The public scrutiny thing is new. Any time somebody tells me they saw Safety Not Guaranteed in the theater, my answer is, “That was you?” But to me the leap in budget was the least of the differences, because it actually makes things easier. There’s a luxury to a budget this size. It allows you to imagine, and to not be limited by anything other than your own imagination and your own ability to tell a story. That was very liberating for me. I’d much rather have that than have to constantly run into walls of unaffordability, which you do every day on an independent film.

At least on your indie films, strangers and fans aren’t already so invested that they’re watching every step you make.

The public scrutiny element, they don’t teach you in film school. So few people are ever subjected to it. I feel lucky in that I wasn’t really subjected to the kind of personal scrutiny and attack that I feel other filmmakers have recently. I’m sure I will at some point—maybe next week.

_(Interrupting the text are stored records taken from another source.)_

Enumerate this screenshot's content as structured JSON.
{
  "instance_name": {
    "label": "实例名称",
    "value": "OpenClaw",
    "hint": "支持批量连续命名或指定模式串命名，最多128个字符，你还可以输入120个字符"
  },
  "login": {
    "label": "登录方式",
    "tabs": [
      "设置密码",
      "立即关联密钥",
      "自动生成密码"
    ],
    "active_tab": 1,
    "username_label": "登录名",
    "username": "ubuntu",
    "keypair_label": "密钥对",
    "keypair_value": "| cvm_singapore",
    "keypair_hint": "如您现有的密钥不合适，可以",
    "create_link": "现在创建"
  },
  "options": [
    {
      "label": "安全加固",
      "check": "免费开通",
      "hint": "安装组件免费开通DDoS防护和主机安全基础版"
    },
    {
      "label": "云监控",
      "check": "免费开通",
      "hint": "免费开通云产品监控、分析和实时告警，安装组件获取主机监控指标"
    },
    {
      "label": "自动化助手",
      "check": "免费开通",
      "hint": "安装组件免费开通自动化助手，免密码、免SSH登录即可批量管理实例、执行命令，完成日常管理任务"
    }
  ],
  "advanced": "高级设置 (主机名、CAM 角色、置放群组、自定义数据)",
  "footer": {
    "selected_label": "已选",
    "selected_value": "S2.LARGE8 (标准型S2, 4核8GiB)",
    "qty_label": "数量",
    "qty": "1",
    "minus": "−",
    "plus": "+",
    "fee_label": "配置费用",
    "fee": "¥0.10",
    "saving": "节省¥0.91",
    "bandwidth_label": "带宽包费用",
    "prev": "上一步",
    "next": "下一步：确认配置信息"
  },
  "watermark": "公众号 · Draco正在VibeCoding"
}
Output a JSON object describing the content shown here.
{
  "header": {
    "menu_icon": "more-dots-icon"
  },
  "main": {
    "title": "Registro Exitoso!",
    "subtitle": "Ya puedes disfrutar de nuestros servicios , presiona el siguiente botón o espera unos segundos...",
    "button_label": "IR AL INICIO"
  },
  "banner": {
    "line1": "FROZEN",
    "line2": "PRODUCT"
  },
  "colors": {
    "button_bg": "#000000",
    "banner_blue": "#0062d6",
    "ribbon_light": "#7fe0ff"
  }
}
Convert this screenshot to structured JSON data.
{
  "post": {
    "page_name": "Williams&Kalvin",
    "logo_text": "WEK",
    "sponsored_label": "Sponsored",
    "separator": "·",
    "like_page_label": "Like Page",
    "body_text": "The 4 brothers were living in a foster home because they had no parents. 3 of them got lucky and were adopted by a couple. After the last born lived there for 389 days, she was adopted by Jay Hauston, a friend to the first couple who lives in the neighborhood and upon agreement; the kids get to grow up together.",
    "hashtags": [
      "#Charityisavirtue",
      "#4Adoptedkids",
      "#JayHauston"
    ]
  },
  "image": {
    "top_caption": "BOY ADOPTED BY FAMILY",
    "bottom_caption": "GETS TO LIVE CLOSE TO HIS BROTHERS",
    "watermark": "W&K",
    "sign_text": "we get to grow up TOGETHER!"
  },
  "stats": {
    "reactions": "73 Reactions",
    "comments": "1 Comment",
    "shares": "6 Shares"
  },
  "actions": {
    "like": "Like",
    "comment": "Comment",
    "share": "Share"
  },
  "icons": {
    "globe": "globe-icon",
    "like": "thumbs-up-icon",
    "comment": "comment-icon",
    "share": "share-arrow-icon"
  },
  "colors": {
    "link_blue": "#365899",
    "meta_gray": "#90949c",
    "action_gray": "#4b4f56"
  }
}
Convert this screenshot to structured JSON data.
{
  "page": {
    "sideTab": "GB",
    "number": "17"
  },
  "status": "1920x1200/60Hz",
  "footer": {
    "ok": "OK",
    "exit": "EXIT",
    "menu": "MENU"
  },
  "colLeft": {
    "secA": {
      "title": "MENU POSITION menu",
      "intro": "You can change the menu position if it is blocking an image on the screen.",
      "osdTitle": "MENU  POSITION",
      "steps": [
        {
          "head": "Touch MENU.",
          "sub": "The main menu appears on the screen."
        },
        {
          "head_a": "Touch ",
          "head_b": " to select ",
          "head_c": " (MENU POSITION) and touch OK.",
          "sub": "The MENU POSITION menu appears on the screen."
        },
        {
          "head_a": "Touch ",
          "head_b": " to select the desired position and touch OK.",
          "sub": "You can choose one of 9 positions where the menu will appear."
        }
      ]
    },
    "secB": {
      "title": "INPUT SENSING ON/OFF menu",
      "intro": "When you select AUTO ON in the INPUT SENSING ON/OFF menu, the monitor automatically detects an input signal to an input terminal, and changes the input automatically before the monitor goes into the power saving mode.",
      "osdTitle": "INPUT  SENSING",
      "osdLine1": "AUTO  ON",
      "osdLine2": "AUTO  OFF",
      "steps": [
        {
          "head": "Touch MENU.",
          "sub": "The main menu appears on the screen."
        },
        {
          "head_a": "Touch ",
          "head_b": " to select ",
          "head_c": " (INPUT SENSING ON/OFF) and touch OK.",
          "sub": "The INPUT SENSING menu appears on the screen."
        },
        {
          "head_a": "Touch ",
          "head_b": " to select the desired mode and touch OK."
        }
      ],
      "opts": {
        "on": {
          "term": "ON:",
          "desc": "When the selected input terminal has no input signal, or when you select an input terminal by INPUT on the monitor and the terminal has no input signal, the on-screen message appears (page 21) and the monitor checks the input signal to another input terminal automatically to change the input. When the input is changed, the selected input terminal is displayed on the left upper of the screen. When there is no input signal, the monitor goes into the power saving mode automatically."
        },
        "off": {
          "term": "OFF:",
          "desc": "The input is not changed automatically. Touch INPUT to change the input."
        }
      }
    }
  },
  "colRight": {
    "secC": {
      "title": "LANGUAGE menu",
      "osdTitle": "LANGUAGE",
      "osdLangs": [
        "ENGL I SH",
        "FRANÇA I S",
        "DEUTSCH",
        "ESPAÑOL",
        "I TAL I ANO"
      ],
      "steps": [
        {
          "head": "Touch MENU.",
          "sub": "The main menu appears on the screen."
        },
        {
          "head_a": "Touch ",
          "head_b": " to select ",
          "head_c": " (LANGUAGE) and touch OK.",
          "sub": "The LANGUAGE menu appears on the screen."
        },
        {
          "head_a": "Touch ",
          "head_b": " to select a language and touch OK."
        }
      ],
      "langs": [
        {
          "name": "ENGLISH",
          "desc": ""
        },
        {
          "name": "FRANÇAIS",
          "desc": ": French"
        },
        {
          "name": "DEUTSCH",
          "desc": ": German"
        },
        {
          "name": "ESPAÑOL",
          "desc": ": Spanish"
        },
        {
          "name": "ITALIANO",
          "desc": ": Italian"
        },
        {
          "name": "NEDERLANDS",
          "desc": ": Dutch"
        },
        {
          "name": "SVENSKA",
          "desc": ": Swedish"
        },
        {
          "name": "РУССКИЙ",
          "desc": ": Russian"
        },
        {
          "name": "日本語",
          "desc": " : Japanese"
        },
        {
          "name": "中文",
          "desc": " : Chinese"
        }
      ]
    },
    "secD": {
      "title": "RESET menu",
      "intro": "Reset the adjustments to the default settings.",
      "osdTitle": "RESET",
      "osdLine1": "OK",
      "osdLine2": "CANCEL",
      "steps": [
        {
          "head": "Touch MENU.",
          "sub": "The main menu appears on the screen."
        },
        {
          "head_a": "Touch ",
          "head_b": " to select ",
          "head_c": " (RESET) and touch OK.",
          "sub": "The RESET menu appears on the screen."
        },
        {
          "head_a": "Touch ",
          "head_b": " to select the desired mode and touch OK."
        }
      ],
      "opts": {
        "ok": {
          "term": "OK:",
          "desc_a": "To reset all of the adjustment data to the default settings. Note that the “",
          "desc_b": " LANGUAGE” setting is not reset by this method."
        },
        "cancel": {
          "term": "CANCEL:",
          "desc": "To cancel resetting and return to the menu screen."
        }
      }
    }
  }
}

Is it odd to have grown up a fan of properties like this, only to then have to defend yourself against your fellow Jurassic Park lover?

In the end a lot of that was people who deeply, genuinely care about this franchise. They love it so much that they want to protect it, and they don’t want you to hurt it. They use this term, “Don’t ruin my childhood.” I disagree with it, because you shouldn’t give anyone the power to ruin your childhood. That belongs to you and it’s special. Take ownership over your childhood back and don’t give that to me. All we can hope to do is supplement your love for your childhood with something that can return you to it, for a moment.

Your name had been thrown about; how close did you come to working on a Star Wars movie?

That was just a little thing that happened, early on when Brad Bird was talking with Kathleen [Kennedy] and that group about him maybe being involved, he had pulled me into that conversation and that’s where that came from.

You’ve had brushes with other sanctified properties of the 1980s, like your Flight of the Navigator remake. What do projects like that add to your filmography? How do you see yourself fitting into the indie and studio worlds after this point?

Derek and I did write a Flight of the Navigator draft for Disney. I think what that represents, a little bit, is my willingness to engage in continuing to tell these stories that we all loved when we were young, but also my acknowledgement that I can play that card maybe one more time. Because what I don’t want to do is have that be what defines me, that I’m just the guy who makes new versions of all the stuff that we love. What I’ll do to combat that is make original movies, even if they are woven in with continuing to tell these stories around the campfire, which I think they deserve to be.